7 March 2013
Interested in learning more about Rotorua history and culture? Want to learn how to share that knowledge with travellers from around the world? Rotorua Museum is providing free training to inspire and educate people who want to become volunteer tour guides.
Since its inception 12 years ago more than 200 volunteer guides (docents) have been trained and gone on to provide free tours to Rotorua Museum visitors.
Currently a band of 82 dedicated volunteers offers eight tours a day to the Museum’s national and international visitors. Each docent undergoes a 15 week training programme before hosting visitors, and will continue to take part in ongoing education updates.

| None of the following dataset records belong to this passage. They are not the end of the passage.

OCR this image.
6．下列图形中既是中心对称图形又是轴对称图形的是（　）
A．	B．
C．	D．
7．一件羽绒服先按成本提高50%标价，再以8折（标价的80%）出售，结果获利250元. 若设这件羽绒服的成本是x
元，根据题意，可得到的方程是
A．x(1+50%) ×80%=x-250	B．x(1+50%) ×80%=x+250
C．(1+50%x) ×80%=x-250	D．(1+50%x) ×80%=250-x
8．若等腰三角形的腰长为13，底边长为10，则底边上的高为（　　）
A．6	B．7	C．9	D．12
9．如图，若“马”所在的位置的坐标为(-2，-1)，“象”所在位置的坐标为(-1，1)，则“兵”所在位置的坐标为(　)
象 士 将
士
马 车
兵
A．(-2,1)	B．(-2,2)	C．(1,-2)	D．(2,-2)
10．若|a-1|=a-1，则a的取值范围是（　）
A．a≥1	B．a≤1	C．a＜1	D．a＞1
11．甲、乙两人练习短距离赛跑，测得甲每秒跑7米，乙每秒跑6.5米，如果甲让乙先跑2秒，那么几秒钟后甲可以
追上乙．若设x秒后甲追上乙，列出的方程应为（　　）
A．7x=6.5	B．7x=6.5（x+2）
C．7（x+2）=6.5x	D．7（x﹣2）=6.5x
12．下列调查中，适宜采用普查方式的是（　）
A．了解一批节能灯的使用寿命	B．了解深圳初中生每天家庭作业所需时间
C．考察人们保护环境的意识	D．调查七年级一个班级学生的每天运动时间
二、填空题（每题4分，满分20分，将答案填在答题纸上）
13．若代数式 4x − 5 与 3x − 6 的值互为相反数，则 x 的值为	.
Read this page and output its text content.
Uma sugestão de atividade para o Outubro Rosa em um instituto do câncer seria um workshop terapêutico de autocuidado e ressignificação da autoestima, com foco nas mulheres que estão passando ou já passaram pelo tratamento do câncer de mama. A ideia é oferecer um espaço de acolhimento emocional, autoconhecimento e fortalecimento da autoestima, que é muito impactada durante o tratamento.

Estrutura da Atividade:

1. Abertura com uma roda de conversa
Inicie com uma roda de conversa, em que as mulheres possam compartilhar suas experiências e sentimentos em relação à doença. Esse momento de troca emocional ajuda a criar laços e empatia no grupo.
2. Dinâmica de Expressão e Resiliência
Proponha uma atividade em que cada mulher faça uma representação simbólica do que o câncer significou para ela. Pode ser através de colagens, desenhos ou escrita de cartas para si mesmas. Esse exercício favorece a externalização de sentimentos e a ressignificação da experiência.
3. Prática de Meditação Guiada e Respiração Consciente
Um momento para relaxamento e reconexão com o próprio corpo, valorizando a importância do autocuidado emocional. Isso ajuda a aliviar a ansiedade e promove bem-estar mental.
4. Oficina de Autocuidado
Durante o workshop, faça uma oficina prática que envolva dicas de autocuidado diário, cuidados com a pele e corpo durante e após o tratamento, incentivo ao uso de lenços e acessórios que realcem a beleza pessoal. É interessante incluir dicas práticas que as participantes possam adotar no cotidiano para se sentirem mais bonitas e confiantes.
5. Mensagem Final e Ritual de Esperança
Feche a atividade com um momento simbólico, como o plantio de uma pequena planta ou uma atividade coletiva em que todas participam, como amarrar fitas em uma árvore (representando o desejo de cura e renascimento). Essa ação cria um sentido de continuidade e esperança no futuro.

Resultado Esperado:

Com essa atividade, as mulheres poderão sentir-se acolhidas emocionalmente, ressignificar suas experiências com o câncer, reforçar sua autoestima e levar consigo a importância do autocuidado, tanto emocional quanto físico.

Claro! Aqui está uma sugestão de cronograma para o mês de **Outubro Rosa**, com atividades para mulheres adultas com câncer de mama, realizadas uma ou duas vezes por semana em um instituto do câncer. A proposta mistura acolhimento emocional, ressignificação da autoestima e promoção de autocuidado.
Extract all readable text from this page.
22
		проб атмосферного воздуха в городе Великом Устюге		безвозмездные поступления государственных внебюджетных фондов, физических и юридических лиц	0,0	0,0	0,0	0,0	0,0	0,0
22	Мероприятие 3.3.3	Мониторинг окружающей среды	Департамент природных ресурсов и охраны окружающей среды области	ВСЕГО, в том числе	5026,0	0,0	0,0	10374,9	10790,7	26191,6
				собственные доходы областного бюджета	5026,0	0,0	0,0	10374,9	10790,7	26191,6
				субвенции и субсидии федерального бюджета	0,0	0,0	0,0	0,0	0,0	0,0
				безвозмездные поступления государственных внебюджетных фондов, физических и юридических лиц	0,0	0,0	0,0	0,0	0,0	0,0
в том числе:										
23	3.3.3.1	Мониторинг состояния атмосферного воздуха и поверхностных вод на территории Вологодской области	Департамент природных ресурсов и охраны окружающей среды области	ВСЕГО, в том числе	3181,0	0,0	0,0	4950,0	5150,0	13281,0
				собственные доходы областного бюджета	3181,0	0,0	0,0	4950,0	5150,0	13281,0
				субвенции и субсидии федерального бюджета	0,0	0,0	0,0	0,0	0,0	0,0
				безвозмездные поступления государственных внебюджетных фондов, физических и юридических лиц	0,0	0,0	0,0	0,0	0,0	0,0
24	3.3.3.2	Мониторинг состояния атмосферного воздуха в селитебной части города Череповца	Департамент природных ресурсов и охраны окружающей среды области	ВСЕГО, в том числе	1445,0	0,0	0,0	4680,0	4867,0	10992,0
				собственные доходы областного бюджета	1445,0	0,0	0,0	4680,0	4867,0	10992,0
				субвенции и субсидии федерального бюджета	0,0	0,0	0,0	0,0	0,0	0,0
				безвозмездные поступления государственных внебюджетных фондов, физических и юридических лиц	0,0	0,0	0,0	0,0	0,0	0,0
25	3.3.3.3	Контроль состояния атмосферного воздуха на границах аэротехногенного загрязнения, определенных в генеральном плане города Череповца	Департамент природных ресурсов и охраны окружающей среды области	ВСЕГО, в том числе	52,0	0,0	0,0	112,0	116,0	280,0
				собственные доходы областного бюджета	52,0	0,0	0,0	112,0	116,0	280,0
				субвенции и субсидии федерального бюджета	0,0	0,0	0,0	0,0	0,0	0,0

The first training course of the year starts on Wednesday 20 March 2013, with the sessions ranging from 1.5 - 2.5 hours once a week for the length of the development programme.
Coordinator Ann Somerville said docents don’t need to be experts in art or history.
"We’re looking for an ability to communicate and enthusiasm, and people will need to be able to commit to doing guided tours for at least a year after their training finishes."
Museum director Stewart Brown said the service is important to the ‘face’ the Museum presents to visitors and performs a key service.
"I don’t know of too many other museums in New Zealand that offer eight free guided tours a day, so our volunteer guide programme really is an industry leader in this country," he said.
More than 100,000 people visit Rotorua Museum every year – and many of them will experience true ‘manaakitanga’ from an enthusiastic and committed group of volunteers – with the unusual name of ‘docent.’ The word ‘docent’ derives from the Latin docēns and, as well as referring to volunteer museum guides, is often associated with university professors and teachers.